There are 400 people working on the Hibernia oil production platform which is situated on the Grand Banks, 315 kilometres east of Newfoundland. These workers have taken unprecedented action in North America's offshore petroleum industry by opting to establish a union. In doing so they joined tens of thousands of unionized workers in Canada's onshore oil and gas industry. Most of whom work in Alberta.

ExxonMobil is making a final appeal to the Supreme Court in Newfoundland to have the decision overturned. What's important now is that workers have made it known they want to be unionized.

The Communications,(Reporter): Energy and Paperworkers Union spent four years attempting to organize Hibernia. Along the way the CEP prevailed over a competing bid by the Canadian Auto Workers. But its greatest opponent was ExxonMobil which heads a group of oil companies that control Hibernia. ExxonMobil has revenues that exceed the gross national product of most nations. It operates on a global scale and is used to getting its own way with governments and workers.

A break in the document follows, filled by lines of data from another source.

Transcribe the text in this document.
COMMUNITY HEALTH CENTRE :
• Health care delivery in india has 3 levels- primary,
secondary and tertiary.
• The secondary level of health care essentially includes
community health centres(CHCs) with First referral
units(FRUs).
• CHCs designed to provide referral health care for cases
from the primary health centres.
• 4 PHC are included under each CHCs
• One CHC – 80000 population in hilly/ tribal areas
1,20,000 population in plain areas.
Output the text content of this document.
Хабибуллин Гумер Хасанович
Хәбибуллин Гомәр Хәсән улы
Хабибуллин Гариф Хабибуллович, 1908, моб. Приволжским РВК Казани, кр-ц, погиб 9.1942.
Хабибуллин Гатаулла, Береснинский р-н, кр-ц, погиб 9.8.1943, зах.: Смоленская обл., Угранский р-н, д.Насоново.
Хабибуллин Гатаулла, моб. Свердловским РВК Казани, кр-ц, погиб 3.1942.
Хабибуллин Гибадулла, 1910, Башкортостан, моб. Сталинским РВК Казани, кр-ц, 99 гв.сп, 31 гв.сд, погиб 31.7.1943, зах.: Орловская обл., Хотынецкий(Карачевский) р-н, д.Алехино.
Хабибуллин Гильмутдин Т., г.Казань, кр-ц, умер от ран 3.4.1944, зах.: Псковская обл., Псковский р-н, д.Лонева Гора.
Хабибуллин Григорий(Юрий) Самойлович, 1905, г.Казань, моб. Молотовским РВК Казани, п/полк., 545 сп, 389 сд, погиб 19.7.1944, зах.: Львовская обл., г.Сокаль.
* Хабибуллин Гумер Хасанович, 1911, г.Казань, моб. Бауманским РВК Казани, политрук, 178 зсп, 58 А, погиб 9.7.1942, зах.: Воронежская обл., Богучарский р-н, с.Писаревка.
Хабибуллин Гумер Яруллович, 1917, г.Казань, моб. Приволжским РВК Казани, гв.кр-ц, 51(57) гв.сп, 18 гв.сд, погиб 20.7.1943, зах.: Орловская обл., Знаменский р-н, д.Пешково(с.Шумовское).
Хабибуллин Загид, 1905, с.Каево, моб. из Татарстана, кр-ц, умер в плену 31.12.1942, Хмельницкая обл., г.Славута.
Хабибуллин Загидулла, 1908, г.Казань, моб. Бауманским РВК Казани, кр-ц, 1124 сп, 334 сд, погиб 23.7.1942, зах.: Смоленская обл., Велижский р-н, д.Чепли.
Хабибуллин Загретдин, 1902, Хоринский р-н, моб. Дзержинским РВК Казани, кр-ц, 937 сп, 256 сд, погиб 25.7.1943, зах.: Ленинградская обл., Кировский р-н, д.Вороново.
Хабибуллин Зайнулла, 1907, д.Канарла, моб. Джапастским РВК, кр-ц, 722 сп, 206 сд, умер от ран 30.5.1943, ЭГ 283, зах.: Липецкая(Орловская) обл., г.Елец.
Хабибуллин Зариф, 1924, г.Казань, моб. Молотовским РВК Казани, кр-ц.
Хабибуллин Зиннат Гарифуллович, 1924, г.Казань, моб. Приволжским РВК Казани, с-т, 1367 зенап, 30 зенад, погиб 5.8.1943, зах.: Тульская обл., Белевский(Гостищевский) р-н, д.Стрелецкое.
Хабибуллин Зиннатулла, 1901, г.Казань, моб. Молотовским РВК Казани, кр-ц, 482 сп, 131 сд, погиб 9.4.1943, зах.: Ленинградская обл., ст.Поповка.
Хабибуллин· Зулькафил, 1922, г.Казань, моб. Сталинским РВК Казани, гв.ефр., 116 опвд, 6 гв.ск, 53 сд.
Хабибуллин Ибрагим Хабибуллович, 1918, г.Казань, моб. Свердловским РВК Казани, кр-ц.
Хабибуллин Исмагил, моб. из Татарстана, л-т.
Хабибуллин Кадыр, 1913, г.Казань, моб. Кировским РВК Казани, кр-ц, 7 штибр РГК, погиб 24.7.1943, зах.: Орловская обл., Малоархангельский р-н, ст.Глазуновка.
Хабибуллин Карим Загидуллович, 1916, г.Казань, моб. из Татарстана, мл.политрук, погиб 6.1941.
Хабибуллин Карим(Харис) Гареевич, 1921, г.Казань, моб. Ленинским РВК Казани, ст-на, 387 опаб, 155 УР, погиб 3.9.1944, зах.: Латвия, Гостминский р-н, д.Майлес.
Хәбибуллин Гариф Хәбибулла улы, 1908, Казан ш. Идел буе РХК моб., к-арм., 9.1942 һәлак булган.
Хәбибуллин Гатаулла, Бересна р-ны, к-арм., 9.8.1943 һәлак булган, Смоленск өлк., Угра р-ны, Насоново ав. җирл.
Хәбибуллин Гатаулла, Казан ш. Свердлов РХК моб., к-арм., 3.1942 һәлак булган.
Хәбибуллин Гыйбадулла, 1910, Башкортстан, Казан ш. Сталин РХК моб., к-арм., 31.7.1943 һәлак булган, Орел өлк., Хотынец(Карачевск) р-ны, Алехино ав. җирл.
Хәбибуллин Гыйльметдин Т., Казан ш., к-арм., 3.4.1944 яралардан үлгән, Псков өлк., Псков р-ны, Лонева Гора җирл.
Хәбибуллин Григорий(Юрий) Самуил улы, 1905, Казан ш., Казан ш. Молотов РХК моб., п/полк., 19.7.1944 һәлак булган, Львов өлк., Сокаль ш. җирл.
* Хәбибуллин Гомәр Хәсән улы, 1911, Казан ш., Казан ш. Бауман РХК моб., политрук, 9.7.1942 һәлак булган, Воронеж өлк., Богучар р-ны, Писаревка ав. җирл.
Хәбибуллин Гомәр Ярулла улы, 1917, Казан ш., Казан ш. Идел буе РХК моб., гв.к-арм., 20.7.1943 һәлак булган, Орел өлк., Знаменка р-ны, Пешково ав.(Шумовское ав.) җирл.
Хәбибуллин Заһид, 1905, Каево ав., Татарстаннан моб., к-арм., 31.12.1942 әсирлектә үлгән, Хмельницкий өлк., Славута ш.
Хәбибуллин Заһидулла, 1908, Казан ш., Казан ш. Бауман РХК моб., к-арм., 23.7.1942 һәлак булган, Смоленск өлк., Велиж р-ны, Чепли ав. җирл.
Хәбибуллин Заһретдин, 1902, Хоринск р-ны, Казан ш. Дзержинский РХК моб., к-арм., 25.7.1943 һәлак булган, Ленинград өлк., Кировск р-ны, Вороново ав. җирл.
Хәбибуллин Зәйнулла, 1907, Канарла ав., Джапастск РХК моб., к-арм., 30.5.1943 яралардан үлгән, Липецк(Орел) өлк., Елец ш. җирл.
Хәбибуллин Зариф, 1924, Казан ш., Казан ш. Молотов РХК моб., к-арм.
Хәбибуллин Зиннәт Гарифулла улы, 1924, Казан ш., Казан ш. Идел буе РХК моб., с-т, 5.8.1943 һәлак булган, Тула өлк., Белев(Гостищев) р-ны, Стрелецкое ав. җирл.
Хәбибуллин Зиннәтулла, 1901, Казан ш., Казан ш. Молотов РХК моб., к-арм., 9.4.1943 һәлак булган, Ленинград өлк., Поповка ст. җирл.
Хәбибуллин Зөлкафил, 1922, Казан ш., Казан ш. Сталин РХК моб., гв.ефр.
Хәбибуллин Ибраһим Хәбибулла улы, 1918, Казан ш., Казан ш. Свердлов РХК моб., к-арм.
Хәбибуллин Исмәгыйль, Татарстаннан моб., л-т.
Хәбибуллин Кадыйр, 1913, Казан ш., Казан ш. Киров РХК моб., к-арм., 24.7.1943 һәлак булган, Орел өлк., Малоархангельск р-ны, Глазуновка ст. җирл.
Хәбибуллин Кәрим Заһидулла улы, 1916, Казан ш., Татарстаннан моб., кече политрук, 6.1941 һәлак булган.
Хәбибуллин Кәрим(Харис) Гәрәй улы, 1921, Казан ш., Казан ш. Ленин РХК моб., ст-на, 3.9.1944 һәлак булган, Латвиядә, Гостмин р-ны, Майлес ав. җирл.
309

Until now offshore employees throughout North America had been willing to put up with the downside of working for giant oil companies. They sacrificed job security and input into working conditions for the high wages and impressive benefits offered by oil companies in Canada and the United States.

But in Newfoundland the companies miscalculated. They tried to take advantage of Newfoundland's struggling economy, as well as the desire of Newfoundlanders to live and work in their own province. ExxonMobil believed Hibernia workers would accept lower wages than their counterparts in Alberta. It believed they would accept three week shifts, when workers on North Sea oil platforms only work two weeks at a time.

Longer shifts are proven to create safety risks on offshore oil platforms. And safety is always an issue in Newfoundland's offshore oil industry. Next year marks the 20th anniversary of the Ocean Ranger disaster. Eighty-four men, the entire crew, died when the world's largest floating exploration rig capsized during a winter storm.

This win by the union is a victory for organized labour and may well set a precedent for unionizing other offshore oil and gas installations such as Terra Nova and Nova Scotia's Sable gas project. But this is also a victory for democracy. In Newfoundland and Nova Scotia oil companies have operated far from the glare of television cameras and prying journalists. Obtaining independent information about Hibernia became difficult once the platform was towed far out to sea in 1997.

The reasons for freezing out the media are simple. For the oil companies media coverage does not help the balance sheet. Now that the union is onboard the Hibernia platform reporters have access to new sources of information. Workers can finally speak out without fear of losing their jobs.

This is vital in a free country, especially now when Canadians are debating the trade-off between national security and personal freedoms.

For Commentary I'm Gavin Will in St. John's.
LACHARITY: Gavin Will is a freelance journalist in Newfoundland.